Zehrunisa Husain Quotes in Behind the Beautiful Forevers
Zehrunisa would go, sighing, to separate the miserable couple, just as she sighed on Eid and other Muslim holidays before inviting them to share her mutton korma. The family of the child-abusing Fatima, the family of the skeezy brothel owner: This was the Muslim fellowship she had in Annawadi.
"It's easy to break a single bamboo stick, but when you bundle the sticks, you can't even bend them," she told her children. "It's the same with family and with the people of our faith. Despite the petty differences, Muslims have to join up in big sufferings, and for Eid."
She was less and less sure she wanted to go to Vasai, less and less sure her husband would live to get there. She wanted a more hygienic home here, in the name of her children's vitality… On the floor she wanted ceramic tiles like the ones advertised on the Beautiful Forever wall - tiles that could be scrubbed clean, instead of broken concrete that harbored filth in each striation. With these small improvements, she thought her children might stay as healthy as children in Annawadi could be.
"Everyone is jealous of us, fixing our house," Kehkashan explained to an older cousin who'd just arrived from the countryside.
"So let them be jealous," Zehrunisa exclaimed. "Why shouldn’t we live in a better room now that we are doing a little better?"

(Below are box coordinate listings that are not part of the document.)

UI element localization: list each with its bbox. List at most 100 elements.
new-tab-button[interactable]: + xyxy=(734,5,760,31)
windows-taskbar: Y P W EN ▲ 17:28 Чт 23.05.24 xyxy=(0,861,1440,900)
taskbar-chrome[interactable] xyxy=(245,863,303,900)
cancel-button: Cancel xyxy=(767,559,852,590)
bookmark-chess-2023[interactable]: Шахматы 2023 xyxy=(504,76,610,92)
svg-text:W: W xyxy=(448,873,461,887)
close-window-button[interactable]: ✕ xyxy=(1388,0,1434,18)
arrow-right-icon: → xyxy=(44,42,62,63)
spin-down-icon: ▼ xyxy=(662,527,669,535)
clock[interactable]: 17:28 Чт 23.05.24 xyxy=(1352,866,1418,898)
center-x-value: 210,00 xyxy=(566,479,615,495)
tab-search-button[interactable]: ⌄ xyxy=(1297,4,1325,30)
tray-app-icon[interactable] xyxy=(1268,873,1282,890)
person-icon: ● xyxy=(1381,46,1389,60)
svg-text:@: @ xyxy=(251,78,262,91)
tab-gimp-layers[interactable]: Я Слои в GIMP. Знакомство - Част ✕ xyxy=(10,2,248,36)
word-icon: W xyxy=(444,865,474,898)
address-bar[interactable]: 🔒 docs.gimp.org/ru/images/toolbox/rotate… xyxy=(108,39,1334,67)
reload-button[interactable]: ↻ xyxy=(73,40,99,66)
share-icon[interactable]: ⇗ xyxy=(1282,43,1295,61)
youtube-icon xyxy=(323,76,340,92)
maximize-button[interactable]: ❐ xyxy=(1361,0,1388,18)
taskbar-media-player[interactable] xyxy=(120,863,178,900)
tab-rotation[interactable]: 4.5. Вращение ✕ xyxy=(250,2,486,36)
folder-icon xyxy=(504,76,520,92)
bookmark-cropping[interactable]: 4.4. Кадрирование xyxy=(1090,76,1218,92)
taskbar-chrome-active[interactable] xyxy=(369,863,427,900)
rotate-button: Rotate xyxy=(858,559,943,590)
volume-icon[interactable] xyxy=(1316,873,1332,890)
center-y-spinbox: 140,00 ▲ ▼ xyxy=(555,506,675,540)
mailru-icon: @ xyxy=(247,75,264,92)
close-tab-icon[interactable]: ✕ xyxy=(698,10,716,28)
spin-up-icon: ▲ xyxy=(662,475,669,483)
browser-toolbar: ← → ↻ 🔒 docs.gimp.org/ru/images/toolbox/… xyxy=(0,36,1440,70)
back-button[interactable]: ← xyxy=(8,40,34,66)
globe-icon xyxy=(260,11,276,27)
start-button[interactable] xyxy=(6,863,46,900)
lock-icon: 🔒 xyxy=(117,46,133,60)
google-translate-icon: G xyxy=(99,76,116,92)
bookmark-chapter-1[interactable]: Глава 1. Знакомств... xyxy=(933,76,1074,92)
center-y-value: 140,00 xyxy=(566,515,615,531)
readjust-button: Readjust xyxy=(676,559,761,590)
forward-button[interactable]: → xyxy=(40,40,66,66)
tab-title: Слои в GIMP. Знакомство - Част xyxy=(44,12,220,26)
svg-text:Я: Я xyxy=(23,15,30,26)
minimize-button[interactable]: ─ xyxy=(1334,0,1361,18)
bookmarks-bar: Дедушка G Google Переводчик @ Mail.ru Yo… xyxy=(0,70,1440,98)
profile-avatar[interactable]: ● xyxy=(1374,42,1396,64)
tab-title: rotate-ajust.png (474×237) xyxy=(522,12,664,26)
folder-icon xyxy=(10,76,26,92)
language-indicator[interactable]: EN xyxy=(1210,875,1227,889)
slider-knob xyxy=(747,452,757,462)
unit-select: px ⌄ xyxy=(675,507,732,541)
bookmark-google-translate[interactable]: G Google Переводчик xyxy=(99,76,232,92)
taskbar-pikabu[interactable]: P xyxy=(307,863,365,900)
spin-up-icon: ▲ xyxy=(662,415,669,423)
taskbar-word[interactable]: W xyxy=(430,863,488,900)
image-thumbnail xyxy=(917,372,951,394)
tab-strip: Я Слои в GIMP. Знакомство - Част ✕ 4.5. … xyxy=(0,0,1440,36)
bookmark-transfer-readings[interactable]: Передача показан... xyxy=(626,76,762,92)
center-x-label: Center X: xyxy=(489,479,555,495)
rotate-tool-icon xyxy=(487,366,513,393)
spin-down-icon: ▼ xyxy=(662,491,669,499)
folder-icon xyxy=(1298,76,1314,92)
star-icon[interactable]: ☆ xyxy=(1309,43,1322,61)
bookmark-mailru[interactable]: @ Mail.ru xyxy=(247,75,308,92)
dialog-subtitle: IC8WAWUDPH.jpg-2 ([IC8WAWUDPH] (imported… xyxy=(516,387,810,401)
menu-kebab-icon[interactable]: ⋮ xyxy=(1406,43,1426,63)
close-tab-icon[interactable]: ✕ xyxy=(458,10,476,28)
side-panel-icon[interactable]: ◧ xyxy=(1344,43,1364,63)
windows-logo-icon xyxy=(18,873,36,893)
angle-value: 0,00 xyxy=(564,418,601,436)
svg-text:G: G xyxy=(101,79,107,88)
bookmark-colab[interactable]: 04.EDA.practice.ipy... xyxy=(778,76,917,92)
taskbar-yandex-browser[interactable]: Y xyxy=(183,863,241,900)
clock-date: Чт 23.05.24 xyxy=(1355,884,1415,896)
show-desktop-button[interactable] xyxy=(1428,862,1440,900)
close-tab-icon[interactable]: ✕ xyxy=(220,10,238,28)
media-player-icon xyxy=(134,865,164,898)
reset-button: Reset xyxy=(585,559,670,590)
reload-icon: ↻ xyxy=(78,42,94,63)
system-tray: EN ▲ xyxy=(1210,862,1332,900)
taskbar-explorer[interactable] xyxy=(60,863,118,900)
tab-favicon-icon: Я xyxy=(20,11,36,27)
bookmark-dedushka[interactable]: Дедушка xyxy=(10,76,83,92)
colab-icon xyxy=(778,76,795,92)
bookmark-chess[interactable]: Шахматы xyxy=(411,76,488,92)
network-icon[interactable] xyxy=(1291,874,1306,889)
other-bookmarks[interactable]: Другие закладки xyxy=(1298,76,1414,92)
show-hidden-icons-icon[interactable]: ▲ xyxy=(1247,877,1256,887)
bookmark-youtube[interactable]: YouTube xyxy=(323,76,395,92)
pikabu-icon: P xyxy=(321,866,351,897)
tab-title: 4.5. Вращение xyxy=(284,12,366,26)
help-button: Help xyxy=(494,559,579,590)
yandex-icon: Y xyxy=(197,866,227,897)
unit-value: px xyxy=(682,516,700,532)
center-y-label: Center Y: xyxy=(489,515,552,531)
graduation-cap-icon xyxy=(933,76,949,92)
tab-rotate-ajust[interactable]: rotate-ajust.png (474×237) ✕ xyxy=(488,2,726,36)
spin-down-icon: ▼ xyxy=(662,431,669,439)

He didn't know if his mother was right about an earlier, peaceful age in which poor people had accepted the fates that their respective gods had written on their foreheads, and in turn treated one another more kindly. He just knew that she didn't really long for companionable misery. She'd known abjectness, loathed its recollection, and raised her son for a modern age of ruthless competition. In this age, some people rose and some people fell, and ever since he was little, she'd made him understand that he had to rise.